Monday, August 22, 2011

What Makes C2/GOMA Special

C2/GOMA is an attempt to create a theoretical foundation for a broad range of automation problems. It allows us to take any organization and gradually increase its automation from a level of zero to the absolute maximum--the complete replacement of humans with machines.

So, what makes C2/GOMA different from other similar theories and concepts? Here are five reasons:

1. A holistic / system view of the organization and its surroundings

Modeling large organizations operating in real world conditions is an extremely complex task, and people often do various simplifications to make their life easier. They may consider only a small part of the organization or try to minimize its internal details by applying a cybernetic black-box. Although such methods may give positive results in specific situations, they are usually proven to be wrong.

C2/GOMA takes a holistic / system approach to look at an organization. In doing so, it makes a few important assumptions:

  1. The organization is an open system. It operates within its environment and cannot be detached from it.
  2. Every element is a part of this system. They are interconnected and interdependent with the other system elements and serve the overall purpose of the organization.
  3. The organization contains active elements (also called decision makers) with their own will, which are able to change the course of actions by themselves. This means an outcome cannot be predicted based upon its related inputs. But it also requires an understanding of internal organization dynamics.

2. The acceptance of fuzzy and irrational human interactions

By definition C2/GOMA must cover the human aspect of organizations. Human interactions are known to be fuzzy and irrational. Rather than fighting and trying to squeeze it into a well understood but useless model, C2/GOMA recognizes and accepts that fact. Moreover, a certain amount of chaos or entropy is taken to be an indicator of a healthy dynamic organization.

3. A broad view of management processes

C2/GOMA does not look at management as the work performed exclusively by people with the title of “manager.” Instead, it considers any type of directed activity--strategic management, physical labor, or even interactions at a cellular level--to be a management process. That approach allows the application of common consistent models at any organizational level, and ultimately describes multi-level management systems.

4. A broad view of decision makers

In C2/GOMA an active element--a decision maker that performs management functions--can be an individual or group of individuals, an AI system, a robot, or a primitive microcontroller . That fact is abstracted and does not change the way how management is carried out. An organization’s initial management can be a group of human managers, change to be just one man or woman, and finally its management might be replaced by a fully automated computerized system. All those changes do not change the nature of its management processes. This allows C2/GOMA to stay agnostic from automation and gradually change the automation level without breaking the model.
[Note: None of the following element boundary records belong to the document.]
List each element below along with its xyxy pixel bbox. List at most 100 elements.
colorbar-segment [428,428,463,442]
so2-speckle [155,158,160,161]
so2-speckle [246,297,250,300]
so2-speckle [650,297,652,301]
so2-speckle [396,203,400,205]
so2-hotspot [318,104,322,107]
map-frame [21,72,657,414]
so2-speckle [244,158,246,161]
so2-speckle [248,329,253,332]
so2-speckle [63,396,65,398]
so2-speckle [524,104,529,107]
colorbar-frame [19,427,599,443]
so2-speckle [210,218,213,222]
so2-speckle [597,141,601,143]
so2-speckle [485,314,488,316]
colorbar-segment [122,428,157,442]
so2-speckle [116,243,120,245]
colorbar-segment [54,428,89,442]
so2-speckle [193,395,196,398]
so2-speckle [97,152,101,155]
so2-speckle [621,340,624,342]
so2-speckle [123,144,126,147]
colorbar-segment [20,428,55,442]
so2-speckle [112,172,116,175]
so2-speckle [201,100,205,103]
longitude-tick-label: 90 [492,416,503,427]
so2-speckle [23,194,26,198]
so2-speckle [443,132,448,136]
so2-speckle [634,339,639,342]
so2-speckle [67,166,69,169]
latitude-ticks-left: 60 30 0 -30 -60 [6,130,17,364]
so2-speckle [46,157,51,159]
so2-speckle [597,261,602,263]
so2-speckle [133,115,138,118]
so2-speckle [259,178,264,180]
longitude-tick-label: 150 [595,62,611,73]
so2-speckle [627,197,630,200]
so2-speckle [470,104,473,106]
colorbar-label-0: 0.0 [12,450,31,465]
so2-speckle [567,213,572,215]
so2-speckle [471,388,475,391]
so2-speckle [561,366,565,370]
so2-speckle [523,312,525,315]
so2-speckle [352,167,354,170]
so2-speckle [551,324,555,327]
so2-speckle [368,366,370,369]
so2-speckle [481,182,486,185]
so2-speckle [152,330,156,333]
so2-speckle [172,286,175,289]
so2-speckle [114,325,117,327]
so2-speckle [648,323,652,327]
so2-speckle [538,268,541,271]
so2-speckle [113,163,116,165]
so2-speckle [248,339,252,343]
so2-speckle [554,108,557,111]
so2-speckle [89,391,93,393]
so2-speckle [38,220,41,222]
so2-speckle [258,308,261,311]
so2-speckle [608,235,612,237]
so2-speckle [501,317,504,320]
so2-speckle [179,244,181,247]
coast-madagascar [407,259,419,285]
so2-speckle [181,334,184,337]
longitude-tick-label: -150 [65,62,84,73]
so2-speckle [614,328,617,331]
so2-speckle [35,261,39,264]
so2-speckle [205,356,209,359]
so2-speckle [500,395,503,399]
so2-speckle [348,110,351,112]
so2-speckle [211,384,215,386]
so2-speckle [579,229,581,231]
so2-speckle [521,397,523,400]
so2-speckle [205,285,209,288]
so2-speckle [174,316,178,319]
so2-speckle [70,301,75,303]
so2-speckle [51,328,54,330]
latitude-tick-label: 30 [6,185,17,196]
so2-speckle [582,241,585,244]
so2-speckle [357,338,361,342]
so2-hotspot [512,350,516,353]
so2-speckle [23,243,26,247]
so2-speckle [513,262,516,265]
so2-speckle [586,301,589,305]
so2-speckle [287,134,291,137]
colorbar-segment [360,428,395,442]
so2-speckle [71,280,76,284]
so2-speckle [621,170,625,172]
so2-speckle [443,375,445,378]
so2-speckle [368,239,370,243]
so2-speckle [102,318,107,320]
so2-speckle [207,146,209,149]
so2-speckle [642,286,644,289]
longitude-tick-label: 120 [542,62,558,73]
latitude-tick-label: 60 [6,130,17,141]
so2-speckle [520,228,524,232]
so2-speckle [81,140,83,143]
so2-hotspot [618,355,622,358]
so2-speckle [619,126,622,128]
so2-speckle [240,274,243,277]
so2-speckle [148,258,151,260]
5. A broad view of element responsibilities

Many concepts used in automation today have a pretty rigid model. They define controlled elements and state that the delegation of responsibilities does not change. However, life brings constant changes. A person could be a resource controlled by somebody else’s actions, be promoted to become a powerful decision maker, and then get sick and take a personal leave. Finally, employees may be fired, quit the organization, or even pass away. Realizing the possibility of such changes, elements in C2/GOMA can play different roles in management at different points of time depending on context. That flexibility allows us to describe realistic scenarios in evolving systems.

Hopefully, these five examples have helped you to see how C2/GOMA is special compared to its similar theories and concepts. Next up, I will be talking about Goals in relation to C2/GOMA. Keep reading!

1 comment:

  1. Reading through this, I understand the benefits of C2/GOMA. Much of the information I have read in the first posts was shown in the C2 demonstration. You reference artificial intelligence a few times and have an end goal of having a system be completely autonomous and working to achieve a "SMART" goal. To me that seems very achievable under these principles. Where my questions start to arise, and maybe this is discussed in your later blogs, is the very large gap between systems that appear intelligent, and those that are intelligent. A system designed currently will be able to adapt to achieve a goal, but those adaptations are still defined and limited in the design of the system. Obviously the discussion of artificial intelligence is another topic, but without true artificial intelligence, can you still achieve the full potential of management automation?